The voting process began at 10am on a hot, breezeless day and concluded five hours later. Shortly after the ballots closed at the National Assembly building in Islamabad and four regional assemblies across the country, it was announced that General Musharraf had secured an overwhelming victory. The Election Commission announced he had won 252 of the 257 votes cast in parliament, and he was poised to win by a similar landslide in all four of the regional assemblies. Inside the National Assembly the general's supporters cheered and waved, as though they had feared the outcome might have been in doubt.

In fact, it was never in question. Ever since the country's Supreme Court nine days ago cleared the way for General Musharraf to run for the presidency while remaining head of the armed forces, it was clear there would be only one winner. Neither the resignation last week of 86 opposition members in protest nor the boycott of the vote yesterday by members of the Pakistan People's Party (PPP) of the former prime minister, Benazir Bhutto was going to change that.

Nor were the military leader's supporters going to be distracted by the Supreme Court, which in an 11th-hour decision allowed the election to proceed, but declared that the result could not be officially validated until it had ruled on yet another legal challenge to General Musharraf's candidacy. "This result shows the people want continuity of policy," said the Prime Minister, Shaukat Aziz. "It's a very good omen that the election was fair and transparent."

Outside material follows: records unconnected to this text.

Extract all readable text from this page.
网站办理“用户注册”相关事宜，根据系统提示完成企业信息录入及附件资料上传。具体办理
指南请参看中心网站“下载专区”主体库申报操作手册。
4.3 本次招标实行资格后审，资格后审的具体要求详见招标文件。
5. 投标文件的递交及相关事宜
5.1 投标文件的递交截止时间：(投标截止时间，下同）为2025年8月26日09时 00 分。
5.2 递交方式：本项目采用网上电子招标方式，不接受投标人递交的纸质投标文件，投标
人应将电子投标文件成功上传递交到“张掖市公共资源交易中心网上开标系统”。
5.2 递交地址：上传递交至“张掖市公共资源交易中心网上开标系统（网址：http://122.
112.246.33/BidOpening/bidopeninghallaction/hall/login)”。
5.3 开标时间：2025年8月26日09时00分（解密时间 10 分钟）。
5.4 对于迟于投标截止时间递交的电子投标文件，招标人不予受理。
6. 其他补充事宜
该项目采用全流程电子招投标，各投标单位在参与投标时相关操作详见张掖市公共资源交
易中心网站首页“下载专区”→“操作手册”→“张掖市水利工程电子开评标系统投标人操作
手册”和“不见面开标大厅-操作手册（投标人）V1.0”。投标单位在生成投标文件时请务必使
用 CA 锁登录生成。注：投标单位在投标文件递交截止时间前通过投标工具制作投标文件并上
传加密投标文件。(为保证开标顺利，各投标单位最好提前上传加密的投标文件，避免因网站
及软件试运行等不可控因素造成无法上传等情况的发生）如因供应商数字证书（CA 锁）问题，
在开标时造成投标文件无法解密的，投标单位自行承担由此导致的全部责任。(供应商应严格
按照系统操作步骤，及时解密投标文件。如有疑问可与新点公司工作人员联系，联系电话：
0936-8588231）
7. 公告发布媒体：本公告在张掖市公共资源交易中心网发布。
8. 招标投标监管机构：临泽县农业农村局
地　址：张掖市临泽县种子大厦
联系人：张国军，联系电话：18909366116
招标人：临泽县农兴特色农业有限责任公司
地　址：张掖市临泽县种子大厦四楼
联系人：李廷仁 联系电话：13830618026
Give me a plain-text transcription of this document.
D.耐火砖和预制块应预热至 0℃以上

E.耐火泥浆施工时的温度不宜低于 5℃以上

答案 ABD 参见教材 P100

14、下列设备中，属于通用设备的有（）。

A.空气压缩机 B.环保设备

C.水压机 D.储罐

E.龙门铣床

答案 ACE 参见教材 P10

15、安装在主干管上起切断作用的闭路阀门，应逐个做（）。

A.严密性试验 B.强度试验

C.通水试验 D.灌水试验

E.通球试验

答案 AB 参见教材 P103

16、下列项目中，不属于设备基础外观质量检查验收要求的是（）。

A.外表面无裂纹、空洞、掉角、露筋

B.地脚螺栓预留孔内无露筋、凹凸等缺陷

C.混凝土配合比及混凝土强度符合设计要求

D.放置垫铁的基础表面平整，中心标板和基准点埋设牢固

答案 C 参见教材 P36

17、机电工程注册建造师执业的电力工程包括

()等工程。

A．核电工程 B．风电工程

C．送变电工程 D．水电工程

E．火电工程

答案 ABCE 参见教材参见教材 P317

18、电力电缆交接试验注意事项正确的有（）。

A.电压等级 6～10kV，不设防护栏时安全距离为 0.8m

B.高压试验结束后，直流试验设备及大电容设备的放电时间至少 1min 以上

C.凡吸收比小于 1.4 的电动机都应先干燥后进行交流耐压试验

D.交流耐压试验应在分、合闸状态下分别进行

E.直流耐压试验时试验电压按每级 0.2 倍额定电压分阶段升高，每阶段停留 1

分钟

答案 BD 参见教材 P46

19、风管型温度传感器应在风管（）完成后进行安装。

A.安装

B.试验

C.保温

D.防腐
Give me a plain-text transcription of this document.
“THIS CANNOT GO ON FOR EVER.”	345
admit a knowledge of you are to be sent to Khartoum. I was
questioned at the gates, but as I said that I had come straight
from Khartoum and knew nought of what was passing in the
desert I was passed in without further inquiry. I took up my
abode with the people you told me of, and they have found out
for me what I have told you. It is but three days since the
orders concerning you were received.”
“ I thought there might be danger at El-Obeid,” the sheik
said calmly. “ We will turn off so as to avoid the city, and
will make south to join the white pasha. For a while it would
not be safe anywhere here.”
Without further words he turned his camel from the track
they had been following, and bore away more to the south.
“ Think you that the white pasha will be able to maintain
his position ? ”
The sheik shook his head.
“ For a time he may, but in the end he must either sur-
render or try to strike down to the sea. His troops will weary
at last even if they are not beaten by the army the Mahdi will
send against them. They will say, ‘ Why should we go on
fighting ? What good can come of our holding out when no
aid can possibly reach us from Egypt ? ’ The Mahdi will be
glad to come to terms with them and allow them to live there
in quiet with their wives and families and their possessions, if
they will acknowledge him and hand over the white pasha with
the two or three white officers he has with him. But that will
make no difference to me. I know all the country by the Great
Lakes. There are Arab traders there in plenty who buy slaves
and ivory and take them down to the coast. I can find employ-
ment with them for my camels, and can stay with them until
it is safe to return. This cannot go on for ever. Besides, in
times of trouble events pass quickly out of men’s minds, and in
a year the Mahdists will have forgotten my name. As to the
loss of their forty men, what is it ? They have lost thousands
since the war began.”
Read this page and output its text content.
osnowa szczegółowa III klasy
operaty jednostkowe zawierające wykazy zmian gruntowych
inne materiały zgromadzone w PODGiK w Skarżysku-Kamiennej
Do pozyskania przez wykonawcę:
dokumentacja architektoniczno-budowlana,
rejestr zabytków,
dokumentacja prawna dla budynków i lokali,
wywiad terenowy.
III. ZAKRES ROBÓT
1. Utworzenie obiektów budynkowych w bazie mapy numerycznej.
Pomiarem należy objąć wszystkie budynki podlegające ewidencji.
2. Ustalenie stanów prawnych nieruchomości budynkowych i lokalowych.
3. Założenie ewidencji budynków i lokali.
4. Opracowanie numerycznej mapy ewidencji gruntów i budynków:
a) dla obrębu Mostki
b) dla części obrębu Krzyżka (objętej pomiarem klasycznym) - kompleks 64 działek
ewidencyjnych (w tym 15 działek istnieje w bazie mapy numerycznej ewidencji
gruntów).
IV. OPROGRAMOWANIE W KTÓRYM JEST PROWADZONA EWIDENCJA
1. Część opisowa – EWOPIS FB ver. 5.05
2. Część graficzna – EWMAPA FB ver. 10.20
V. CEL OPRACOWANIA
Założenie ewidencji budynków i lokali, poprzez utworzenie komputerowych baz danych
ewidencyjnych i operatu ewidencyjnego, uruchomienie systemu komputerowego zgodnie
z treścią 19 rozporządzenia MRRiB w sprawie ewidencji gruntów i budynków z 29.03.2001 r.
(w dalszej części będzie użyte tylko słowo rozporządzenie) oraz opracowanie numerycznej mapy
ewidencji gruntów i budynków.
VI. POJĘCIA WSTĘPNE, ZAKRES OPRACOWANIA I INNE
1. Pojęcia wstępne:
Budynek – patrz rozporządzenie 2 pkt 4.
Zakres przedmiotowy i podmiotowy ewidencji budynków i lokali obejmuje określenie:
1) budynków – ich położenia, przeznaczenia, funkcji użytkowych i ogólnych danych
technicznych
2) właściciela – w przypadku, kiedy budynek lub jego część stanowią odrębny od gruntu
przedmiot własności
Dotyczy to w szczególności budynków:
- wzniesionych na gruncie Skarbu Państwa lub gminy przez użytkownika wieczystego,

Perhaps, if one had recently landed from Mars, one could honestly claim that one had just witnessed a free and fair election, but all of the rest of us know a sham when we see one. But why? Why are Washington and London prepared to allow such an obvious undermining of the democratic ideals that they claim to be wanting to export?

The answer lies in a cave in either North or South Waziristan from where bin Laden recently released a tape in which he declared war on President Pervez Musharraf and urged Pakistanis to rise up in "armed rebellion" against him in revenge for the assault on the Red Mosque in Islamabad.

In recent Pakistani opinion polls bin Laden has been found to be more popular than Musharraf. So what's little George going to do? Allow a proper election in nuclear Pakistan in which bin Laden has called for the overthrow of one of George's main allies in the war on a noun?

It's unthinkable.
I. A. Rahman of the Human Rights Commission of Pakistan said while standing in front of Parliament: “This election is a farce; it is a bid to perpetuate authoritarian rule. All those who are voting and taking part today, they are just trying to prop up an undemocratic regime.”
Of course, it's a farce Mr Rahman. If we have learned anything from the boycotting of Hamas after the elections in the Palestinian Territories it is this: George doesn't believe in elections in which the "wrong" side wins.

So we watch Musharraf romp home with a landslide of 98%, the kind of election result that we used to routinely condemn as evidence of illegality when it was won by the likes of Saddam Hussein.

But this is "our" man. So let's celebrate the beauty that is democracy!